“Who knows them?” asked Winston, quickly.

The man dropped his eyes.

“No one, perhaps,” he mumbled. “At the best, but one or two. But you would know more if you first studied the language of the ancient Egyptians, so that when you deciphered the signs and picture writings you could tell with some degree of certainty what they meant.”

Winston sniffed. “Answer my question!” said he, sternly. “Who knows the true records, and where are they?”

“Ah, I am very ignorant,” said the other, shaking his head with an humble expression. “Who am I, the poor Kāra, to dispute with the scholars of Europe?”

The Englishman fanned himself with his helmet and sat silent for a time.
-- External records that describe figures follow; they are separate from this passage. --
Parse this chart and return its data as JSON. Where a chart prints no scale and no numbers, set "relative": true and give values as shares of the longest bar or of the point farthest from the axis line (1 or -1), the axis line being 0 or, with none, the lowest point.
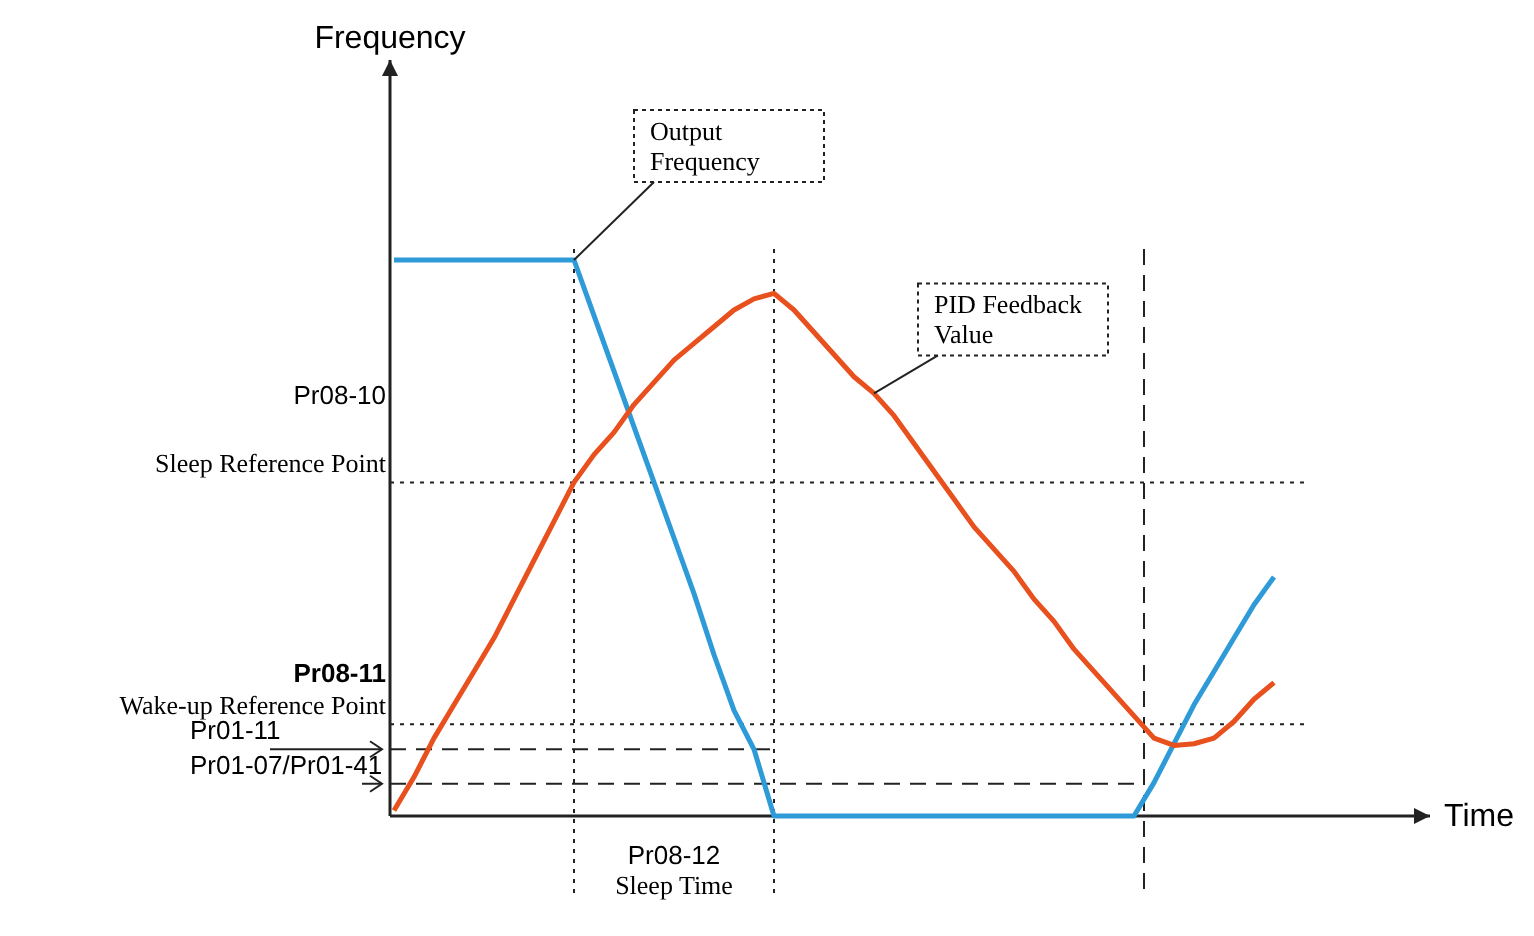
{
  "chart_data": {
    "type": "line",
    "relative": true,
    "xlabel": "Time",
    "legend": false,
    "grid": false,
    "marker": "none",
    "categories": [
      null,
      null,
      null,
      null,
      null,
      null,
      null,
      null,
      null,
      null,
      null,
      null,
      null,
      null,
      null,
      null,
      null,
      null,
      null,
      null,
      null,
      null,
      null,
      null,
      null,
      null,
      null,
      null,
      null,
      null,
      null,
      null,
      null,
      null,
      null,
      null,
      null,
      null,
      null,
      null,
      null,
      null,
      null,
      null,
      null
    ],
    "series": [
      {
        "name": "Output\nFrequency",
        "color": "#2e9ad8",
        "values": [
          1,
          1,
          1,
          1,
          1,
          1,
          1,
          1,
          1,
          1,
          0.9,
          0.8,
          0.7,
          0.6,
          0.5,
          0.4,
          0.29,
          0.19,
          0.12,
          0,
          0,
          0,
          0,
          0,
          0,
          0,
          0,
          0,
          0,
          0,
          0,
          0,
          0,
          0,
          0,
          0,
          0,
          0,
          0.06,
          0.13,
          0.2,
          0.26,
          0.32,
          0.38,
          0.43
        ]
      },
      {
        "name": "PID Feedback\nValue",
        "color": "#e8501e",
        "values": [
          0.01,
          0.07,
          0.14,
          0.2,
          0.26,
          0.32,
          0.39,
          0.46,
          0.53,
          0.6,
          0.65,
          0.69,
          0.74,
          0.78,
          0.82,
          0.85,
          0.88,
          0.91,
          0.93,
          0.94,
          0.91,
          0.87,
          0.83,
          0.79,
          0.76,
          0.72,
          0.67,
          0.62,
          0.57,
          0.52,
          0.48,
          0.44,
          0.39,
          0.35,
          0.3,
          0.26,
          0.22,
          0.18,
          0.14,
          0.127,
          0.13,
          0.14,
          0.17,
          0.21,
          0.24
        ]
      }
    ],
    "ref_lines": [
      {
        "axis": "y",
        "value": 0.6,
        "label": "Pr08-10\nSleep Reference Point",
        "line_style": "dotted"
      },
      {
        "axis": "y",
        "value": 0.165,
        "label": "Pr08-11\nWake-up Reference Point",
        "line_style": "dotted"
      },
      {
        "axis": "y",
        "value": 0.12,
        "label": "Pr01-11",
        "line_style": "dashed"
      },
      {
        "axis": "y",
        "value": 0.058,
        "label": "Pr01-07/Pr01-41",
        "line_style": "dashed"
      }
    ],
    "annotations": [
      "Frequency",
      "Pr08-12\nSleep Time"
    ]
  }
}
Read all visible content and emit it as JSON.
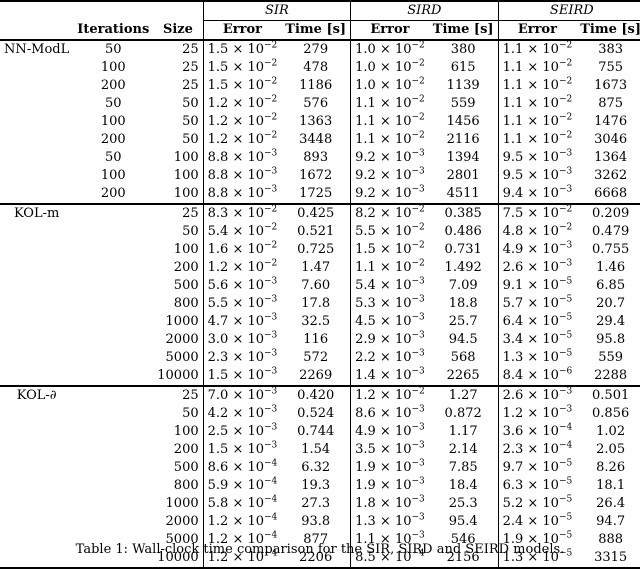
{
  "header": {
    "col_iterations": "Iterations",
    "col_size": "Size",
    "models": [
      "SIR",
      "SIRD",
      "SEIRD"
    ],
    "col_error": "Error",
    "col_time": "Time [s]"
  },
  "groups": [
    {
      "method": "NN-ModL",
      "rows": [
        {
          "iter": "50",
          "size": "25",
          "cells": [
            [
              "1.5",
              "−2",
              "279"
            ],
            [
              "1.0",
              "−2",
              "380"
            ],
            [
              "1.1",
              "−2",
              "383"
            ]
          ]
        },
        {
          "iter": "100",
          "size": "25",
          "cells": [
            [
              "1.5",
              "−2",
              "478"
            ],
            [
              "1.0",
              "−2",
              "615"
            ],
            [
              "1.1",
              "−2",
              "755"
            ]
          ]
        },
        {
          "iter": "200",
          "size": "25",
          "cells": [
            [
              "1.5",
              "−2",
              "1186"
            ],
            [
              "1.0",
              "−2",
              "1139"
            ],
            [
              "1.1",
              "−2",
              "1673"
            ]
          ]
        },
        {
          "iter": "50",
          "size": "50",
          "cells": [
            [
              "1.2",
              "−2",
              "576"
            ],
            [
              "1.1",
              "−2",
              "559"
            ],
            [
              "1.1",
              "−2",
              "875"
            ]
          ]
        },
        {
          "iter": "100",
          "size": "50",
          "cells": [
            [
              "1.2",
              "−2",
              "1363"
            ],
            [
              "1.1",
              "−2",
              "1456"
            ],
            [
              "1.1",
              "−2",
              "1476"
            ]
          ]
        },
        {
          "iter": "200",
          "size": "50",
          "cells": [
            [
              "1.2",
              "−2",
              "3448"
            ],
            [
              "1.1",
              "−2",
              "2116"
            ],
            [
              "1.1",
              "−2",
              "3046"
            ]
          ]
        },
        {
          "iter": "50",
          "size": "100",
          "cells": [
            [
              "8.8",
              "−3",
              "893"
            ],
            [
              "9.2",
              "−3",
              "1394"
            ],
            [
              "9.5",
              "−3",
              "1364"
            ]
          ]
        },
        {
          "iter": "100",
          "size": "100",
          "cells": [
            [
              "8.8",
              "−3",
              "1672"
            ],
            [
              "9.2",
              "−3",
              "2801"
            ],
            [
              "9.5",
              "−3",
              "3262"
            ]
          ]
        },
        {
          "iter": "200",
          "size": "100",
          "cells": [
            [
              "8.8",
              "−3",
              "1725"
            ],
            [
              "9.2",
              "−3",
              "4511"
            ],
            [
              "9.4",
              "−3",
              "6668"
            ]
          ]
        }
      ]
    },
    {
      "method": "KOL-m",
      "rows": [
        {
          "iter": "",
          "size": "25",
          "cells": [
            [
              "8.3",
              "−2",
              "0.425"
            ],
            [
              "8.2",
              "−2",
              "0.385"
            ],
            [
              "7.5",
              "−2",
              "0.209"
            ]
          ]
        },
        {
          "iter": "",
          "size": "50",
          "cells": [
            [
              "5.4",
              "−2",
              "0.521"
            ],
            [
              "5.5",
              "−2",
              "0.486"
            ],
            [
              "4.8",
              "−2",
              "0.479"
            ]
          ]
        },
        {
          "iter": "",
          "size": "100",
          "cells": [
            [
              "1.6",
              "−2",
              "0.725"
            ],
            [
              "1.5",
              "−2",
              "0.731"
            ],
            [
              "4.9",
              "−3",
              "0.755"
            ]
          ]
        },
        {
          "iter": "",
          "size": "200",
          "cells": [
            [
              "1.2",
              "−2",
              "1.47"
            ],
            [
              "1.1",
              "−2",
              "1.492"
            ],
            [
              "2.6",
              "−3",
              "1.46"
            ]
          ]
        },
        {
          "iter": "",
          "size": "500",
          "cells": [
            [
              "5.6",
              "−3",
              "7.60"
            ],
            [
              "5.4",
              "−3",
              "7.09"
            ],
            [
              "9.1",
              "−5",
              "6.85"
            ]
          ]
        },
        {
          "iter": "",
          "size": "800",
          "cells": [
            [
              "5.5",
              "−3",
              "17.8"
            ],
            [
              "5.3",
              "−3",
              "18.8"
            ],
            [
              "5.7",
              "−5",
              "20.7"
            ]
          ]
        },
        {
          "iter": "",
          "size": "1000",
          "cells": [
            [
              "4.7",
              "−3",
              "32.5"
            ],
            [
              "4.5",
              "−3",
              "25.7"
            ],
            [
              "6.4",
              "−5",
              "29.4"
            ]
          ]
        },
        {
          "iter": "",
          "size": "2000",
          "cells": [
            [
              "3.0",
              "−3",
              "116"
            ],
            [
              "2.9",
              "−3",
              "94.5"
            ],
            [
              "3.4",
              "−5",
              "95.8"
            ]
          ]
        },
        {
          "iter": "",
          "size": "5000",
          "cells": [
            [
              "2.3",
              "−3",
              "572"
            ],
            [
              "2.2",
              "−3",
              "568"
            ],
            [
              "1.3",
              "−5",
              "559"
            ]
          ]
        },
        {
          "iter": "",
          "size": "10000",
          "cells": [
            [
              "1.5",
              "−3",
              "2269"
            ],
            [
              "1.4",
              "−3",
              "2265"
            ],
            [
              "8.4",
              "−6",
              "2288"
            ]
          ]
        }
      ]
    },
    {
      "method": "KOL-∂",
      "rows": [
        {
          "iter": "",
          "size": "25",
          "cells": [
            [
              "7.0",
              "−3",
              "0.420"
            ],
            [
              "1.2",
              "−2",
              "1.27"
            ],
            [
              "2.6",
              "−3",
              "0.501"
            ]
          ]
        },
        {
          "iter": "",
          "size": "50",
          "cells": [
            [
              "4.2",
              "−3",
              "0.524"
            ],
            [
              "8.6",
              "−3",
              "0.872"
            ],
            [
              "1.2",
              "−3",
              "0.856"
            ]
          ]
        },
        {
          "iter": "",
          "size": "100",
          "cells": [
            [
              "2.5",
              "−3",
              "0.744"
            ],
            [
              "4.9",
              "−3",
              "1.17"
            ],
            [
              "3.6",
              "−4",
              "1.02"
            ]
          ]
        },
        {
          "iter": "",
          "size": "200",
          "cells": [
            [
              "1.5",
              "−3",
              "1.54"
            ],
            [
              "3.5",
              "−3",
              "2.14"
            ],
            [
              "2.3",
              "−4",
              "2.05"
            ]
          ]
        },
        {
          "iter": "",
          "size": "500",
          "cells": [
            [
              "8.6",
              "−4",
              "6.32"
            ],
            [
              "1.9",
              "−3",
              "7.85"
            ],
            [
              "9.7",
              "−5",
              "8.26"
            ]
          ]
        },
        {
          "iter": "",
          "size": "800",
          "cells": [
            [
              "5.9",
              "−4",
              "19.3"
            ],
            [
              "1.9",
              "−3",
              "18.4"
            ],
            [
              "6.3",
              "−5",
              "18.1"
            ]
          ]
        },
        {
          "iter": "",
          "size": "1000",
          "cells": [
            [
              "5.8",
              "−4",
              "27.3"
            ],
            [
              "1.8",
              "−3",
              "25.3"
            ],
            [
              "5.2",
              "−5",
              "26.4"
            ]
          ]
        },
        {
          "iter": "",
          "size": "2000",
          "cells": [
            [
              "1.2",
              "−4",
              "93.8"
            ],
            [
              "1.3",
              "−3",
              "95.4"
            ],
            [
              "2.4",
              "−5",
              "94.7"
            ]
          ]
        },
        {
          "iter": "",
          "size": "5000",
          "cells": [
            [
              "1.2",
              "−4",
              "877"
            ],
            [
              "1.1",
              "−3",
              "546"
            ],
            [
              "1.9",
              "−5",
              "888"
            ]
          ]
        },
        {
          "iter": "",
          "size": "10000",
          "cells": [
            [
              "1.2",
              "−4",
              "2206"
            ],
            [
              "8.5",
              "−4",
              "2156"
            ],
            [
              "1.3",
              "−5",
              "3315"
            ]
          ]
        }
      ]
    }
  ],
  "caption": "Table 1: Wall-clock time comparison for the SIR, SIRD and SEIRD models."
}
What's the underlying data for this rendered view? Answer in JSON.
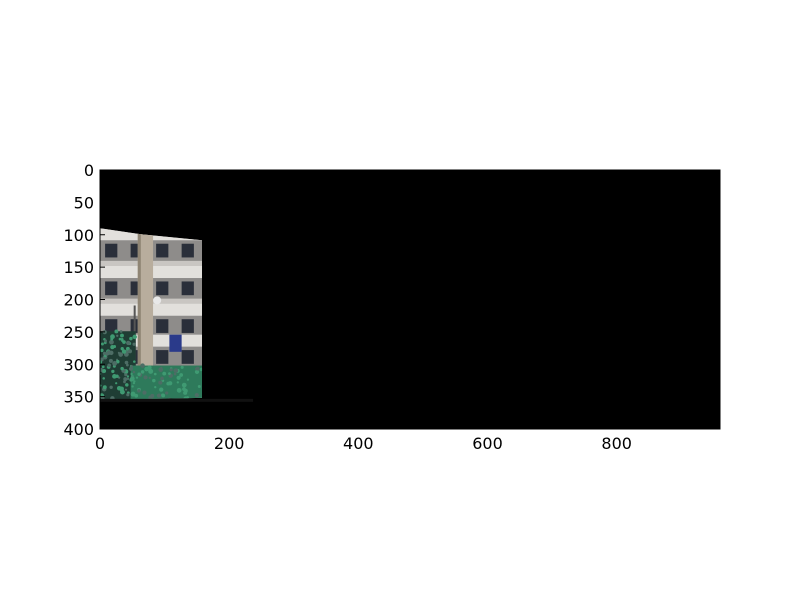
{
  "chart_data": {
    "type": "image",
    "title": "",
    "xlabel": "",
    "ylabel": "",
    "xlim": [
      0,
      960
    ],
    "ylim": [
      400,
      0
    ],
    "y_inverted": true,
    "xticks": [
      0,
      200,
      400,
      600,
      800
    ],
    "xtick_labels": [
      "0",
      "200",
      "400",
      "600",
      "800"
    ],
    "yticks": [
      0,
      50,
      100,
      150,
      200,
      250,
      300,
      350,
      400
    ],
    "ytick_labels": [
      "0",
      "50",
      "100",
      "150",
      "200",
      "250",
      "300",
      "350",
      "400"
    ],
    "grid": false,
    "background_color": "#000000",
    "photo_patch": {
      "content": "photo of a multi-storey building facade with balconies, a concrete column and green shrubs",
      "x_range": [
        0,
        158
      ],
      "y_range": [
        90,
        355
      ]
    },
    "colors": {
      "wall": "#c9c6c2",
      "wall_shadow": "#8e8c8a",
      "window": "#2a2f3a",
      "column": "#b8ad9d",
      "foliage_dark": "#1f3d34",
      "foliage": "#2e7a5b",
      "foliage_light": "#3f9a72"
    }
  }
}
“But this ancestor of yours—the man who ruled the Great Rameses—who was he?” he asked, presently.

“Men called him Ahtka-Rā, as I said. He was descended from the famous Queen Hatshepset, and his blood was pure. Indeed, my ancestor should have ruled Egypt as its king, had not the first Rameses overthrown the line of Mēnēs and established a dynasty of his own. But Ahtka-Rā, unable to rule in his own name, nevertheless ruled through the weak Rameses, under whom he bore the titles of High Priest of Āmen, Lord of the Harvests and Chief Treasurer. All of the kingdom he controlled and managed, sending Rameses to wars to keep him occupied, and then, when the king returned, setting him to build temples and palaces, and to erect monuments to himself, that he might have no excuse to interfere with the real business of the government. You, therefore, who read the inscriptions of the vain king wonder at his power and call him great; and, in your ignorance, you know not even the name of Ahtka-Rā, the most wonderful ruler that Egypt has ever known.”

“It is true that we do not know him,” returned Winston, scrutinizing the man before him with a puzzled expression. “You seem better informed than the Egyptologists!”

Kāra dipped his hands into the sand beside him and let the grains slip between his fingers, watching them thoughtfully.